Cell and tissue mechanics play a crucial role in a number of key biological processes, such as embryo development or cancer progression. Understanding the way cells control their own material properties and mechanically interact with their environment is key. At a more fundamental level, we need to better describe, quantify and monitor cell and tissue mechanics before we can formulate testable hypotheses. In this talk, I will report experimental studies on the mechanical response of two different multicellular structures: epithelial monolayers and early embryonic tissues.In both cases, the material exhibits a strong time-dependant response over a broad distribution of time-scales. The combination of mechanical characterisation with biological perturbations offers new insight into the mechanisms exploited by cells and tissue to control their mechanical properties.

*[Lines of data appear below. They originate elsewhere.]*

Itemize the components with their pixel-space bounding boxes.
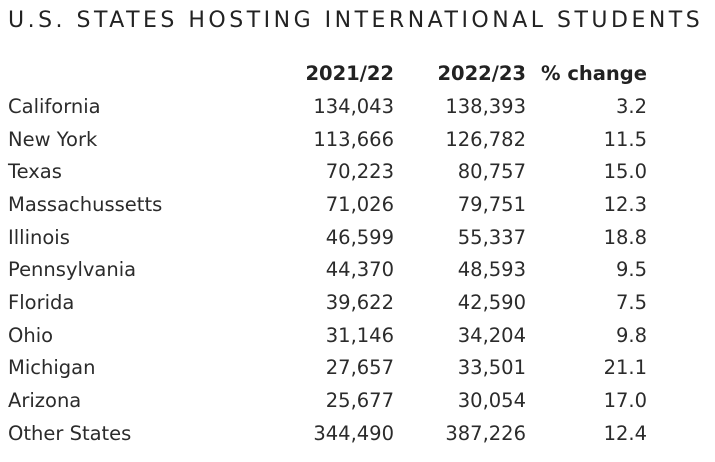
table-row: Michigan 27,657 33,501 21.1 (0, 352, 647, 385)
state-cell: Florida (8, 290, 75, 314)
state-cell: Michigan (8, 356, 96, 380)
pct-change-cell: 15.0 (603, 160, 647, 184)
value-2022-23-cell: 30,054 (457, 389, 526, 413)
header-state (0, 56, 288, 90)
value-2021-22-cell: 46,599 (325, 225, 394, 249)
pct-change-cell: 17.0 (603, 389, 647, 413)
pct-change-cell: 3.2 (615, 94, 647, 118)
pct-change-cell: 9.8 (615, 323, 647, 347)
table-title: U.S. STATES HOSTING INTERNATIONAL STUDEN… (8, 8, 704, 33)
state-cell: California (8, 94, 101, 118)
value-2022-23-cell: 33,501 (457, 356, 526, 380)
value-2021-22-cell: 71,026 (325, 192, 394, 216)
value-2021-22-cell: 134,043 (313, 94, 394, 118)
state-cell: Massachussetts (8, 192, 163, 216)
header-2021-22: 2021/22 (305, 61, 394, 85)
state-cell: Illinois (8, 225, 70, 249)
pct-change-cell: 9.5 (615, 258, 647, 282)
value-2022-23-cell: 34,204 (457, 323, 526, 347)
table-row: Florida 39,622 42,590 7.5 (0, 286, 647, 319)
value-2022-23-cell: 55,337 (457, 225, 526, 249)
header-2022-23: 2022/23 (437, 61, 526, 85)
table-row: Texas 70,223 80,757 15.0 (0, 155, 647, 188)
value-2021-22-cell: 113,666 (313, 127, 394, 151)
value-2022-23-cell: 80,757 (457, 160, 526, 184)
table-row: Pennsylvania 44,370 48,593 9.5 (0, 253, 647, 286)
value-2021-22-cell: 27,657 (325, 356, 394, 380)
value-2021-22-cell: 70,223 (325, 160, 394, 184)
value-2021-22-cell: 25,677 (325, 389, 394, 413)
pct-change-cell: 21.1 (603, 356, 647, 380)
table-row: Arizona 25,677 30,054 17.0 (0, 384, 647, 417)
value-2022-23-cell: 42,590 (457, 290, 526, 314)
value-2022-23-cell: 387,226 (445, 421, 526, 445)
value-2021-22-cell: 344,490 (313, 421, 394, 445)
pct-change-cell: 11.5 (603, 127, 647, 151)
table-row: Massachussetts 71,026 79,751 12.3 (0, 188, 647, 221)
value-2021-22-cell: 31,146 (325, 323, 394, 347)
table-row: Other States 344,490 387,226 12.4 (0, 417, 647, 450)
table-row: Illinois 46,599 55,337 18.8 (0, 221, 647, 254)
pct-change-cell: 12.3 (603, 192, 647, 216)
value-2021-22-cell: 44,370 (325, 258, 394, 282)
pct-change-cell: 18.8 (603, 225, 647, 249)
value-2022-23-cell: 79,751 (457, 192, 526, 216)
table-row: Ohio 31,146 34,204 9.8 (0, 319, 647, 352)
state-cell: Texas (8, 160, 62, 184)
pct-change-cell: 12.4 (603, 421, 647, 445)
table-row: California 134,043 138,393 3.2 (0, 90, 647, 123)
value-2022-23-cell: 126,782 (445, 127, 526, 151)
students-table: 2021/22 2022/23 % change California 134,0… (0, 56, 647, 450)
state-cell: New York (8, 127, 98, 151)
value-2022-23-cell: 138,393 (445, 94, 526, 118)
value-2021-22-cell: 39,622 (325, 290, 394, 314)
table-row: New York 113,666 126,782 11.5 (0, 123, 647, 156)
state-cell: Ohio (8, 323, 54, 347)
state-cell: Other States (8, 421, 132, 445)
state-cell: Arizona (8, 389, 82, 413)
header-row: 2021/22 2022/23 % change (0, 56, 647, 90)
state-cell: Pennsylvania (8, 258, 137, 282)
value-2022-23-cell: 48,593 (457, 258, 526, 282)
table-body: California 134,043 138,393 3.2 New York 113,6… (0, 90, 647, 450)
pct-change-cell: 7.5 (615, 290, 647, 314)
header-pct-change: % change (541, 61, 647, 85)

Mechanosensation and coordination of collective cell migration

Collective cell migration is a key phenomenon for morphogenesis, wound healing or cancer metastasis, yet, its cellular bases are just starting to be unravelled. In particular, how cells communicate and coordinate their movement over the large scale of a whole group remains poorly understood. During gastrulation, the Zebrafish prechordal plate undergoes a directed migration. We previously established that, the directional information is, at least partly, transmitted from cell to cell through contact, but the nature of this information is yet unknown. In vitro experiments revealed that Xenopus prechordal plate cells can sense mechanical forces and use this information to orient their migration. I am investing whether such a mechanosensation is actually used in vivo to orient Zebrafish prechordal plate. I first blocked cell mechanotransduction by removing the mechanosensitive domain of α-Catenin, a part of the adherens junction, and observed that this disrupted cell orientation, suggesting that cell migration requires sensing forces. In Xenopus a model has been proposed where the orienting cue comes from a gradient of tension building up across the prechordal plate coming from the interaction with the notochord, an adjacent, elongating tissue. To test that hypothesis, I performed laser ablation to sever the two tissues from each other. Isolating the plate from notochord disrupts directional motion while keeping some notochord is sufficient to restore it, suggesting that contact with the notochord is required for the prechordal plate to migrate directionally. Interestingly, affecting notochord extension by disrupting PCP pathway affects prechordal plate migration, suggestion that it is the extension that is required. By introducing some immotile cells in front of an extending notochord, I observed that the latter is able to push the cells, suggesting that the notochord could exert forces on the prechordal plate that could be used as an orienting cue. In order to challenge this hypothesis, I am developing techniques to directly apply forces inside the tissue, and to measure mechanical constraints exerted on the cells.